Над рекой стоял туман, делавший реку похожей на горное ущелье, полное облаков.

Посмотрев в сторону товарища, Матвей увидел, что Островский ещё спал.

Преодолев желание полежать ещё, Бронштейн отстегнул «липучку» спальника, и застучав зубами от очень свежего воздуха раннего утра, быстро собрал спальник в баул, а затем приступил к утренней зарядке. Здесь вмешался Макаров, сразу после гимнастики заставивший общее тело сделать растяжку, которая уже удавалась, несмотря на изначальное слабое физическое развитие.

Затем, Макаров стал вспоминать приёмы некогда изучаемого им айкидо. Впрочем, тогда, в юности, он особых успехов не добился.

Сейчас же, обладая невесть откуда взявшимся опытом, позволявшим уверенно судить о назначении тех или иных приёмов, Макаров принялся разрабатывать один из них, который для нынешнего тела был наиболее прост в исполнении.

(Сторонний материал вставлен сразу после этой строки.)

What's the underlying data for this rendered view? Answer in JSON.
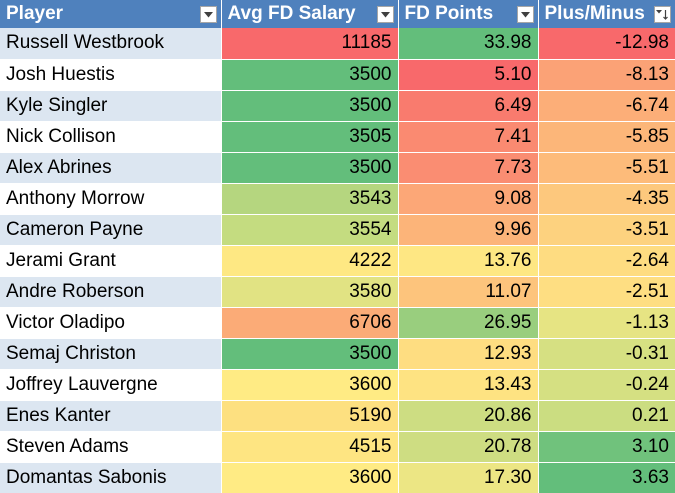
{
  "colors": {
    "header_bg": "#4f81bd",
    "band_light_blue": "#dce6f1",
    "band_white": "#ffffff",
    "scale_low": "#f8696b",
    "scale_mid": "#ffeb84",
    "scale_high": "#63be7b"
  },
  "table": {
    "headers": [
      {
        "label": "Player",
        "filter_icon": "dropdown-arrow-icon"
      },
      {
        "label": "Avg FD Salary",
        "filter_icon": "dropdown-arrow-icon"
      },
      {
        "label": "FD Points",
        "filter_icon": "dropdown-arrow-icon"
      },
      {
        "label": "Plus/Minus",
        "filter_icon": "sort-ascending-filter-icon"
      }
    ],
    "rows": [
      {
        "player": "Russell Westbrook",
        "salary": "11185",
        "points": "33.98",
        "plus_minus": "-12.98",
        "salary_color": "#f8696b",
        "points_color": "#63be7b",
        "plus_minus_color": "#f8696b"
      },
      {
        "player": "Josh Huestis",
        "salary": "3500",
        "points": "5.10",
        "plus_minus": "-8.13",
        "salary_color": "#63be7b",
        "points_color": "#f8696b",
        "plus_minus_color": "#fba276"
      },
      {
        "player": "Kyle Singler",
        "salary": "3500",
        "points": "6.49",
        "plus_minus": "-6.74",
        "salary_color": "#63be7b",
        "points_color": "#f97b6e",
        "plus_minus_color": "#fcae78"
      },
      {
        "player": "Nick Collison",
        "salary": "3505",
        "points": "7.41",
        "plus_minus": "-5.85",
        "salary_color": "#63be7b",
        "points_color": "#fa8a71",
        "plus_minus_color": "#fcb679"
      },
      {
        "player": "Alex Abrines",
        "salary": "3500",
        "points": "7.73",
        "plus_minus": "-5.51",
        "salary_color": "#63be7b",
        "points_color": "#fa8d72",
        "plus_minus_color": "#fdbb7a"
      },
      {
        "player": "Anthony Morrow",
        "salary": "3543",
        "points": "9.08",
        "plus_minus": "-4.35",
        "salary_color": "#b5d67f",
        "points_color": "#fca777",
        "plus_minus_color": "#fdc87d"
      },
      {
        "player": "Cameron Payne",
        "salary": "3554",
        "points": "9.96",
        "plus_minus": "-3.51",
        "salary_color": "#c4dc80",
        "points_color": "#fcb479",
        "plus_minus_color": "#fdd27f"
      },
      {
        "player": "Jerami Grant",
        "salary": "4222",
        "points": "13.76",
        "plus_minus": "-2.64",
        "salary_color": "#fee883",
        "points_color": "#fee783",
        "plus_minus_color": "#fedc81"
      },
      {
        "player": "Andre Roberson",
        "salary": "3580",
        "points": "11.07",
        "plus_minus": "-2.51",
        "salary_color": "#e1e383",
        "points_color": "#fdc47c",
        "plus_minus_color": "#fede82"
      },
      {
        "player": "Victor Oladipo",
        "salary": "6706",
        "points": "26.95",
        "plus_minus": "-1.13",
        "salary_color": "#fbab77",
        "points_color": "#99ce7e",
        "plus_minus_color": "#e6e483"
      },
      {
        "player": "Semaj Christon",
        "salary": "3500",
        "points": "12.93",
        "plus_minus": "-0.31",
        "salary_color": "#63be7b",
        "points_color": "#fedd81",
        "plus_minus_color": "#d6e082"
      },
      {
        "player": "Joffrey Lauvergne",
        "salary": "3600",
        "points": "13.43",
        "plus_minus": "-0.24",
        "salary_color": "#ffeb84",
        "points_color": "#fee382",
        "plus_minus_color": "#d5e082"
      },
      {
        "player": "Enes Kanter",
        "salary": "5190",
        "points": "20.86",
        "plus_minus": "0.21",
        "salary_color": "#fde080",
        "points_color": "#cddd82",
        "plus_minus_color": "#cbdd81"
      },
      {
        "player": "Steven Adams",
        "salary": "4515",
        "points": "20.78",
        "plus_minus": "3.10",
        "salary_color": "#fee582",
        "points_color": "#cedd82",
        "plus_minus_color": "#70c27c"
      },
      {
        "player": "Domantas Sabonis",
        "salary": "3600",
        "points": "17.30",
        "plus_minus": "3.63",
        "salary_color": "#ffeb84",
        "points_color": "#ece684",
        "plus_minus_color": "#63be7b"
      }
    ]
  }
}
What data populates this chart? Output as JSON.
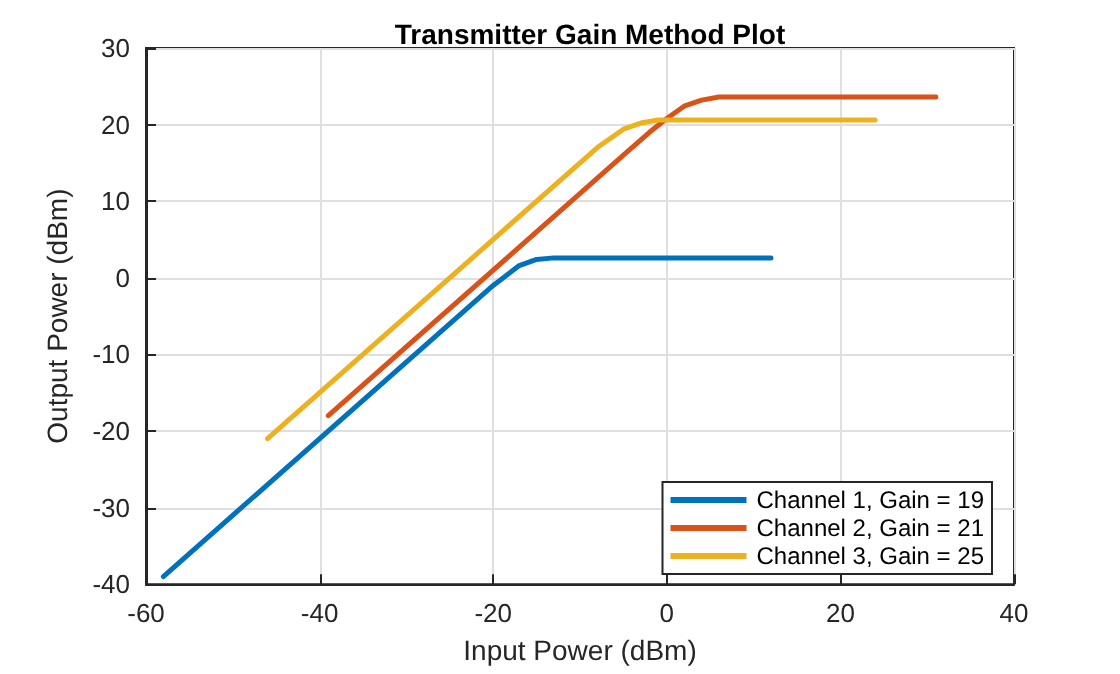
{
  "chart_data": {
    "type": "line",
    "title": "Transmitter Gain Method Plot",
    "xlabel": "Input Power (dBm)",
    "ylabel": "Output Power (dBm)",
    "xlim": [
      -60,
      40
    ],
    "xticks": [
      -60,
      -40,
      -20,
      0,
      20,
      40
    ],
    "ylim": [
      -40,
      30
    ],
    "yticks": [
      -40,
      -30,
      -20,
      -10,
      0,
      10,
      20,
      30
    ],
    "grid": true,
    "legend": "bottom right",
    "marker": "none",
    "line_style": "solid",
    "series": [
      {
        "name": "Channel 1, Gain = 19",
        "color": "#0072bd",
        "x": [
          -58,
          -20,
          -17,
          -15,
          -13,
          12
        ],
        "values": [
          -39,
          -1,
          1.6,
          2.4,
          2.6,
          2.6
        ]
      },
      {
        "name": "Channel 2, Gain = 21",
        "color": "#d95319",
        "x": [
          -39,
          -5,
          -2,
          0,
          2,
          4,
          6,
          31
        ],
        "values": [
          -18,
          16,
          19,
          20.8,
          22.4,
          23.2,
          23.6,
          23.6
        ]
      },
      {
        "name": "Channel 3, Gain = 25",
        "color": "#edb120",
        "x": [
          -46,
          -8,
          -5,
          -3,
          -1,
          24
        ],
        "values": [
          -21,
          17,
          19.4,
          20.2,
          20.6,
          20.6
        ]
      }
    ]
  }
}
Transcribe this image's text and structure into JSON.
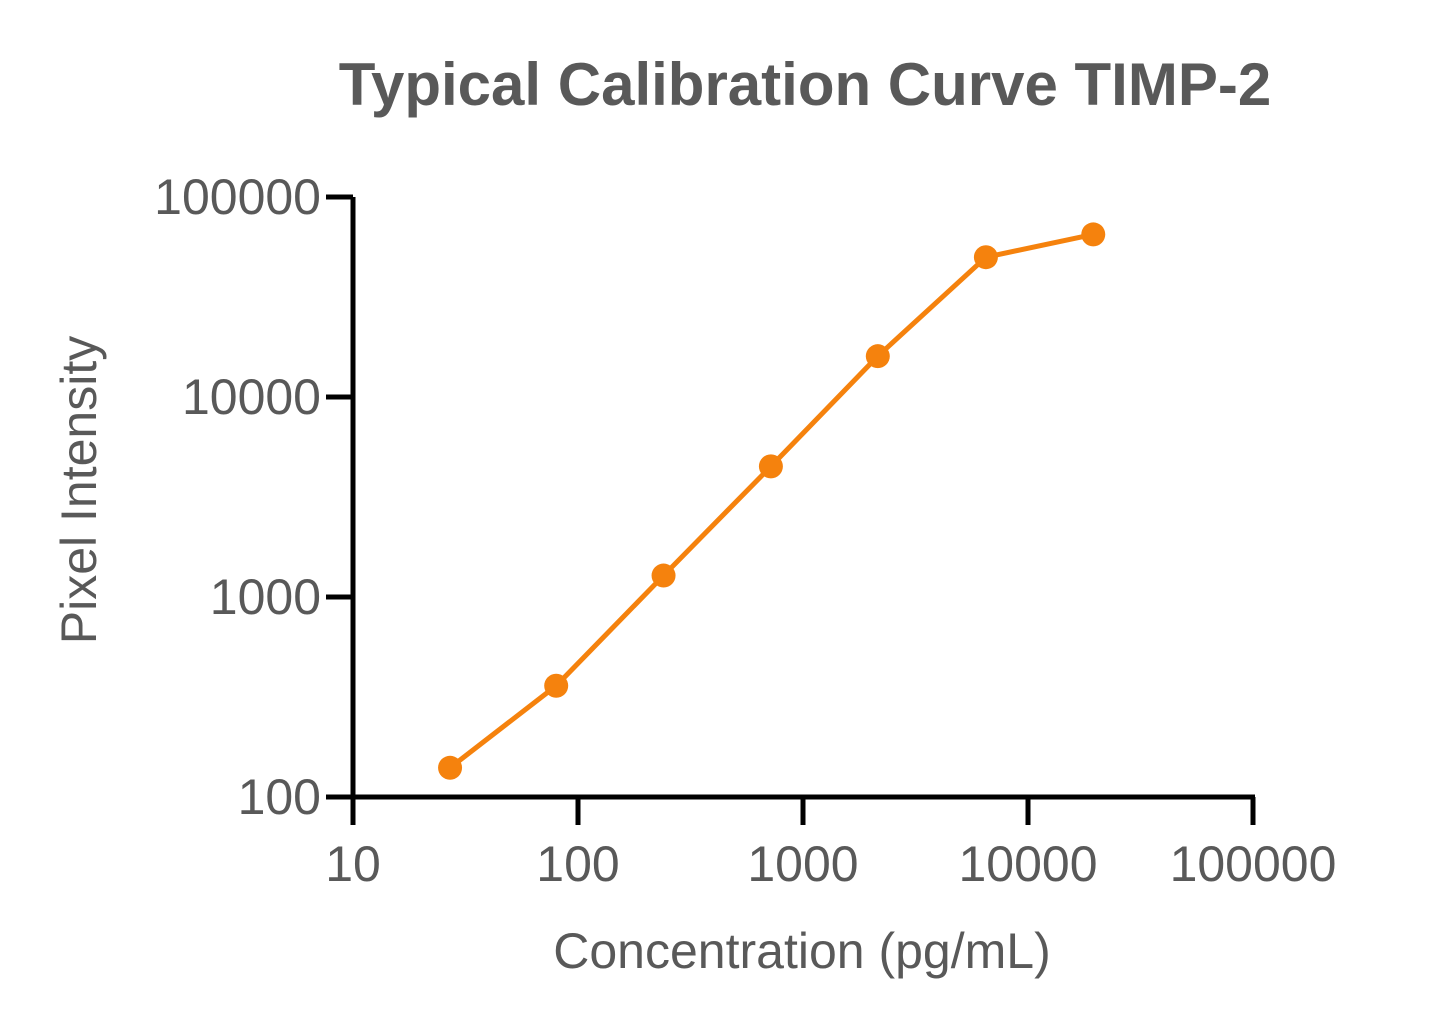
{
  "chart_data": {
    "type": "line",
    "title": "Typical Calibration Curve TIMP-2",
    "xlabel": "Concentration (pg/mL)",
    "ylabel": "Pixel Intensity",
    "xscale": "log",
    "yscale": "log",
    "xlim": [
      10,
      100000
    ],
    "ylim": [
      100,
      100000
    ],
    "xticks": [
      "10",
      "100",
      "1000",
      "10000",
      "100000"
    ],
    "yticks": [
      "100",
      "1000",
      "10000",
      "100000"
    ],
    "grid": false,
    "legend": "none",
    "series": [
      {
        "color": "#f5820d",
        "x": [
          27,
          80,
          240,
          720,
          2150,
          6500,
          19500
        ],
        "y": [
          140,
          360,
          1280,
          4500,
          16000,
          50000,
          65000
        ]
      }
    ]
  }
}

— Макаров, действия что ты выполняешь, это приём какой-то борьбы? Вроде ты как-то рассказывал об айкидо.

— Угу. Правда тогда, я зря потратил время. Айкидо довольно сложно в освоении. Лучше я бы посещал секцию самбо. А так толком драться так и не научился. Вот, вспомнил один приёмчик, пытаюсь его точно воспроизвести.

— И смысл? Одного приёма для драки мало! — скептически возразил Бронштен.

— Брюс Ли, известный боец и киноактёр, как то раз сказал:

— Я не опасаюсь бойца, знающего тысячу приёмов. Я опасаюсь бойца тысячу раз повторившего один приём! — парировал Макаров. Это приём позволяет уклониться от удара противника и использовать его энергию движения. Вот и будем его доводить до совершенства. Учитывая практически поголовную «боевую» неграммотность нынешнего населения, этого будет достаточно, чтобы сойти за неплохого рукопашника.